Under the big top of  Chicago’s Midnight Circus

Midnight Circus will be traveling to various Chicago parks during their 2018 tour. 

 

What started as a performance in a Chicago storefront theater that held only 50 people, blossomed into a traveling circus that has raised nearly $1 million for Chicago parks.

Midnight Circus of  Chicago is a traveling big top that produces an annual performance at various parks throughout the city. Founded by Jeff and Julie Jenkins,  Midnight Circus arose from the couple’s desire to pursue a fun way to become more involved in the Chicago community,  as well as their love for the entertainment realm, Jenkins said.

“[Midnight Circus] came out of a collaboration between my wife’s background and my background,” Jenkins said. “She was a theater major, actress and dancer. I was a clown at Ringling Brothers and Barnum & Bailey Circus.”
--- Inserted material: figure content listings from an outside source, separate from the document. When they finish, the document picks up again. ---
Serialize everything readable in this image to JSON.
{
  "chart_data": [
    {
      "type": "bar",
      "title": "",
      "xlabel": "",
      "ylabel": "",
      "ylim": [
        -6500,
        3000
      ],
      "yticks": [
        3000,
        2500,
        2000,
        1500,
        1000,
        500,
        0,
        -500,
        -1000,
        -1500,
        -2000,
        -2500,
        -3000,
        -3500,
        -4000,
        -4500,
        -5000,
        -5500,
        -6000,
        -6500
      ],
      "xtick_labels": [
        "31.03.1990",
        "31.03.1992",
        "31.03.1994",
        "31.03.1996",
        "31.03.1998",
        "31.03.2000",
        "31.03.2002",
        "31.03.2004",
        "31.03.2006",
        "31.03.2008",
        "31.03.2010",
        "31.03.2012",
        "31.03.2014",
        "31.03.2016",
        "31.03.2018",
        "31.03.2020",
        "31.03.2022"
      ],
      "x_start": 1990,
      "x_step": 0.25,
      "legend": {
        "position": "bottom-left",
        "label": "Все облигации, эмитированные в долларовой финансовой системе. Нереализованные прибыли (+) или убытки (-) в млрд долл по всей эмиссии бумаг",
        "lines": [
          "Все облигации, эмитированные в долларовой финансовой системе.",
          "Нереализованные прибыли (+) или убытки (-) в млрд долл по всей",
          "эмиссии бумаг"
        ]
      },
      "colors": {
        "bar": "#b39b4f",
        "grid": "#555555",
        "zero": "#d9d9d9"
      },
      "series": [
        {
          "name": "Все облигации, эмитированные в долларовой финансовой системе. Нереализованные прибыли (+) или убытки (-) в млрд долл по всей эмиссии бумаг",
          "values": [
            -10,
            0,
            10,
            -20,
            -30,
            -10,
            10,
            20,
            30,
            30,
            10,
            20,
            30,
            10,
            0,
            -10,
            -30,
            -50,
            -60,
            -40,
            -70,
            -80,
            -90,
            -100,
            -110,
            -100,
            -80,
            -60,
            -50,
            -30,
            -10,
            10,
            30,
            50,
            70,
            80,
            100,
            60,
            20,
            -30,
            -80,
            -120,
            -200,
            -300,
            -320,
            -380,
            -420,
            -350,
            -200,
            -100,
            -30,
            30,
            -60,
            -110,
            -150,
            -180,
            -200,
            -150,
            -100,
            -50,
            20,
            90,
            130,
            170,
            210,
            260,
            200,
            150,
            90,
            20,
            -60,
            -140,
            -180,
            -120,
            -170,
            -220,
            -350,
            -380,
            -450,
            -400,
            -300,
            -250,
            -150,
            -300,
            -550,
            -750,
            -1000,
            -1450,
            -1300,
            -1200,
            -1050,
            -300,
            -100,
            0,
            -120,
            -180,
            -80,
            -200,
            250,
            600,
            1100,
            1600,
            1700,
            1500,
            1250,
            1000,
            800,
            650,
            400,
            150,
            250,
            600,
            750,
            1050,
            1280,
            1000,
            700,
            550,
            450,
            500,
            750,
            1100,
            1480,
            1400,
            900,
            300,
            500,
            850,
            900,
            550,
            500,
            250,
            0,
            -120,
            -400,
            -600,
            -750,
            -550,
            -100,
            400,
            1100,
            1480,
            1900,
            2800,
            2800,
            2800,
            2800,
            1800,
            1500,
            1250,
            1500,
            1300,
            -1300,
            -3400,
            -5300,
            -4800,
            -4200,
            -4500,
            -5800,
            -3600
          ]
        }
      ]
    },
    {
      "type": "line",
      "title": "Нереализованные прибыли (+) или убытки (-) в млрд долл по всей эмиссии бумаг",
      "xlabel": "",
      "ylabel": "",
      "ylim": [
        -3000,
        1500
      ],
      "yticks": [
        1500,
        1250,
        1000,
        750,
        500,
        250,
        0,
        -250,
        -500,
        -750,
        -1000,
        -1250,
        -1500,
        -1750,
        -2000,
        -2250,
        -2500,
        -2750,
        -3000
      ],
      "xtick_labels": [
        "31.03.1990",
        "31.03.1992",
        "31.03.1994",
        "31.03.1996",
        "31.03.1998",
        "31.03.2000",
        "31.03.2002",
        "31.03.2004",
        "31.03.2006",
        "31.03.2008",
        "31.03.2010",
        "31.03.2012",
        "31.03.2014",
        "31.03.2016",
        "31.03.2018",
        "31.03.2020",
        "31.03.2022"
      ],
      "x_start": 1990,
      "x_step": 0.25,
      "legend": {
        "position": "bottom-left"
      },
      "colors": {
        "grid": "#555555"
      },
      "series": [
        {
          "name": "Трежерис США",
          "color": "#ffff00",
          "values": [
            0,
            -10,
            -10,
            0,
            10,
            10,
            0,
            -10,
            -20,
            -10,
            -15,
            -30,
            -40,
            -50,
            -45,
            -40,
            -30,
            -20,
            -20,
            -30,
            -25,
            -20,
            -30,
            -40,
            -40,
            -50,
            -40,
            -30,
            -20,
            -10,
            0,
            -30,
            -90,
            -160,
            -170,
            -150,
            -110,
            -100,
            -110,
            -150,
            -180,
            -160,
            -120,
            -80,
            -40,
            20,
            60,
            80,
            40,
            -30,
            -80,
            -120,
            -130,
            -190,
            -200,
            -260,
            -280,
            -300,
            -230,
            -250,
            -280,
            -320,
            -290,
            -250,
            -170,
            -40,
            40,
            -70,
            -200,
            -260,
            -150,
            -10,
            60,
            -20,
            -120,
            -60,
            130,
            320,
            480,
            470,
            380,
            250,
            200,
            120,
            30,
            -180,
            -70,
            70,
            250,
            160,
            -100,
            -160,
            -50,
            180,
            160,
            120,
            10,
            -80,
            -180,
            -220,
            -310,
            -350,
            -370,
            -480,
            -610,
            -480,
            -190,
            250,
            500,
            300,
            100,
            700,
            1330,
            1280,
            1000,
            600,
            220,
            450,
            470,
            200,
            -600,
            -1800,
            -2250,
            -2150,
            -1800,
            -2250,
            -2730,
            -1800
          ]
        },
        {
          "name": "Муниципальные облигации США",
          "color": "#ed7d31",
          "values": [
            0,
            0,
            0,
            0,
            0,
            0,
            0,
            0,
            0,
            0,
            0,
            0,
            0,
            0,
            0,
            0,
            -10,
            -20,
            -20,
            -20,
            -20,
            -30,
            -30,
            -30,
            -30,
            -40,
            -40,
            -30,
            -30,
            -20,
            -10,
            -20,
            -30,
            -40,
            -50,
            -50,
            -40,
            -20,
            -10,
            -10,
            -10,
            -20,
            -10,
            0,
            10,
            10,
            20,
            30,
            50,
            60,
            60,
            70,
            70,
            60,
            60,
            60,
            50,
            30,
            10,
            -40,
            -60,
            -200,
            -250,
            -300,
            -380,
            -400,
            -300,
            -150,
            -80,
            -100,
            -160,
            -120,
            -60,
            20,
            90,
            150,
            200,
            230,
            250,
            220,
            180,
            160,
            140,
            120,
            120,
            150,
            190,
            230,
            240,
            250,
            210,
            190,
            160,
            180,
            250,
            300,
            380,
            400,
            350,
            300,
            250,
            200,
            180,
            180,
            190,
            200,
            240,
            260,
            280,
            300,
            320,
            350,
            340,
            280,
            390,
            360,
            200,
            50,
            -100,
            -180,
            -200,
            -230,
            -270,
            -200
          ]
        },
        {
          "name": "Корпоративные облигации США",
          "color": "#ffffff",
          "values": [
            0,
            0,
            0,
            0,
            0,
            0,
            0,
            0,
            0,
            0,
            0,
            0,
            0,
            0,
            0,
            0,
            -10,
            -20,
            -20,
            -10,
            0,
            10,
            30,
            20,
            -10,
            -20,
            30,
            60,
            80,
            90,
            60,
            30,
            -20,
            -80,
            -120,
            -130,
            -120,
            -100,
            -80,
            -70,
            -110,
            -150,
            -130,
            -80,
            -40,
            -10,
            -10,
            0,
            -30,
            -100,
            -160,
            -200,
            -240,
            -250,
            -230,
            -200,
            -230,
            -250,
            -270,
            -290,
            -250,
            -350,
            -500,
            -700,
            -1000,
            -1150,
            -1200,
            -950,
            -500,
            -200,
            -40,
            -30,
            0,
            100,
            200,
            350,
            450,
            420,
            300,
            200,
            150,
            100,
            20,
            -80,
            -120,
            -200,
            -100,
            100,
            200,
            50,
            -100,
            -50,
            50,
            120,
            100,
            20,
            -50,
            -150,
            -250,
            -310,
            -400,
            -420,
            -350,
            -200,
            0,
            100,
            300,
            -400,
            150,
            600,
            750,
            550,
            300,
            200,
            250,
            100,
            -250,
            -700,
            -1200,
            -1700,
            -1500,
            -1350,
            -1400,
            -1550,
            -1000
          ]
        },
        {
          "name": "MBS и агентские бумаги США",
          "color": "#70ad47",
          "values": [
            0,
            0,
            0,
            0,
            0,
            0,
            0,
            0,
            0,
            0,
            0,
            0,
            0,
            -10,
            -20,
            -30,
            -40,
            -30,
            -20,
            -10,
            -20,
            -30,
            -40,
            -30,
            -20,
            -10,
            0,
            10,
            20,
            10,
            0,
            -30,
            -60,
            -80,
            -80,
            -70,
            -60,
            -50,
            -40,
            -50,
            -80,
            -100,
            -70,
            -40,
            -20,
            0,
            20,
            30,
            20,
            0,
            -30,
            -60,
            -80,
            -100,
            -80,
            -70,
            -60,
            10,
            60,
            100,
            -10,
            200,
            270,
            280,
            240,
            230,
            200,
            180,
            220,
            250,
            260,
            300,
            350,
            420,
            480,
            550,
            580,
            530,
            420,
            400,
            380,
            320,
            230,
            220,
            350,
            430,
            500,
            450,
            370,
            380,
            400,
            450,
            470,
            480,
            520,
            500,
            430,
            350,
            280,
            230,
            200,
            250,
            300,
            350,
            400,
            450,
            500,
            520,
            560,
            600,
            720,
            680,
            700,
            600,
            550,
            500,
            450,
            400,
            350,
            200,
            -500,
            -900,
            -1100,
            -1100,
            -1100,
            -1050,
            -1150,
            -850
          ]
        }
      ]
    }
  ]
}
The goal of  Midnight Circus is not only to bring live entertainment to various parks around the city, but to inspire Chicagoans to get out into their communities, Jenkins said.

“We always like the opportunity for folks in Chicago to meet their neighbors,” Jenkins said. “Because [the circus tent is] a circle, you’re staring across the ring at your neighbors. We love that people get to know each other throughout the course of the show.”

A portion of profits from each performance goes directly to the Chicago Park District’s advisory councils, Jenkins said. The money was typically used to restore playgrounds, but following 12 years of the show, many playgrounds are up to date. Today, the money is used where it is needed.

“One park used the funding to help supplement their after-school tutoring program because a lot of the kids who would frequent that park needed help,” Jenkins said.  “[Another] one of the playgrounds we helped fund was a fully accessible playground at Independence Park.”

Chicago native and sophomore computer animation major Sabrina Velazquez said she admires the work Midnight Circus does.

“[Chicago’s] Parks are something to take care of,” Velazquez said. “I have lived here all my life, and more money and more care  going  into the parks and recreation system is really important to me.”

Unlike traditional circuses, Midnight Circus only includes rescued bully breed dogs in their shows, Jenkins said. The inclusion is often a highlight for attendees, especially children, he said.

“It’s a really interesting approach,” said sophomore computer animation major Emma Schober. “Usually, when you think of circus, you think of lions and stuff like that, [but] to have a pit bull there is sweet. I certainly appreciate their focus on using these stigmatized animals in an already stigmatized industry.”

Each year brings a new narrative to the circus, Jenkins said.

“[The shows] are intimate, exciting [and] they really hit on all the emotions. There are world-class acrobatics, beautiful storytelling, live music elements [and] it is visually stunning,” Jenkins said. 

According to Jenkins, ticket pricing is based on whether the park is deemed tier one or tier two. Tickets for shows in tier one parks cost $22 per person, and tickets for tier two shows cost $5.

“We wanted to make sure that every community we played [in] people could afford to see the circus. It doesn’t matter how good the show is or how much money potentially could be raised if people can’t afford to see it,” Jenkins said. “We always say [Midnight Circus] is as accessible as it is exciting.”